A computer uses its electronic versions of numbers to perform its purpose; acting out a series of directions given by a person. Since numbers can represent anything, we can use numbers to represent the instructions that we want the computer to follow as well as raw information and even some physical actions like turning on an indicator light, sending messages to a teletype or making a sound.
The microprocessor chip contains all of the electronics needed to perform a majority if not all of the actions of a computer system. Usually though, a certain amount of the resources of a computer are too expensive or impractical to squeeze onto one integrated circuit chip. The most notable of these resources is memory. Memory is the single most expensive element of a computer system.

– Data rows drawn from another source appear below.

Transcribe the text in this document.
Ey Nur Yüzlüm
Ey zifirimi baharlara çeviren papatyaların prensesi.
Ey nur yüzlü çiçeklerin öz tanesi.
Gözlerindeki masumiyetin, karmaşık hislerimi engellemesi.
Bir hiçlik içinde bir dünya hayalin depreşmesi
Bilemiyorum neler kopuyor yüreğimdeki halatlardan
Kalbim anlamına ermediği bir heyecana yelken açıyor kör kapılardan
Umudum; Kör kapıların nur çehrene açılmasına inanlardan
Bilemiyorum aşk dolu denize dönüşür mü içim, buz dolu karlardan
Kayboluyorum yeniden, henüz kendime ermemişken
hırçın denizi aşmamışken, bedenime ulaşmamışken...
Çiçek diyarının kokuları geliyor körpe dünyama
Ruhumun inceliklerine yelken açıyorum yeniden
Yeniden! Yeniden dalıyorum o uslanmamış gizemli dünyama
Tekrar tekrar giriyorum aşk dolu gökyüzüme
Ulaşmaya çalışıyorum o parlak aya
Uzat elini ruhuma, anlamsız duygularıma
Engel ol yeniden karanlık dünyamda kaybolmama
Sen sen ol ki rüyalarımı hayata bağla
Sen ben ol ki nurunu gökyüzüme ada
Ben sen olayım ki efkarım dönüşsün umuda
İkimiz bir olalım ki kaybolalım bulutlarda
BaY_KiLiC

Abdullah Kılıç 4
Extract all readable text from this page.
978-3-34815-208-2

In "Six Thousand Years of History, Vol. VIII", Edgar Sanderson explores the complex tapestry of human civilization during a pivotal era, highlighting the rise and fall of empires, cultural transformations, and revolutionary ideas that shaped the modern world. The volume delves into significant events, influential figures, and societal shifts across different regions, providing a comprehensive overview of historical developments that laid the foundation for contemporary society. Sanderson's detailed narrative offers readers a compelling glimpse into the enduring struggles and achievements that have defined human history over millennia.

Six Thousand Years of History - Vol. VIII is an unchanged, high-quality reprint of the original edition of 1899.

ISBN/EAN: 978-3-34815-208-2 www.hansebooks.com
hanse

Memory gives the computer a place to store numbers. The more memory a computer has, the more numbers it can store. Computer memory typically stores raw data and programs.
If a microprocessor is going to work with external memory it needs external signals to control the memory. These signals can be broken into three parts: an address bus, a data bus and a control bus.
The address bus is a series of digital signal lines which can send out a binary number which in turn represents a single location in the computer’s memory space. Since the address bus can only represent a finite amount of unique numbers, there can only be a finite number of memory locations in a computer system.
Once you have a place to store numbers, you need a way access them. That’s where the data bus comes in. Just like the address bus, the data bus is a series of digital signal lines which can send and receive numbers. In this case, the numbers represents raw data, physical actions or a program.
Finally, the control bus uses its digital signals to keep the address and data busses of the microprocessor synchronized with the external components.
3
2.1The Design
The computer we are about to build will have the Motorola MC68HC11 microprocessor at its core. Motorola designed the MC68HC11 so that it requires a minimum of support circuitry in order to build a working design with it. This will suit our purposes nicely since it will allow us to learn how to build a computer without sinking in excessive complexity.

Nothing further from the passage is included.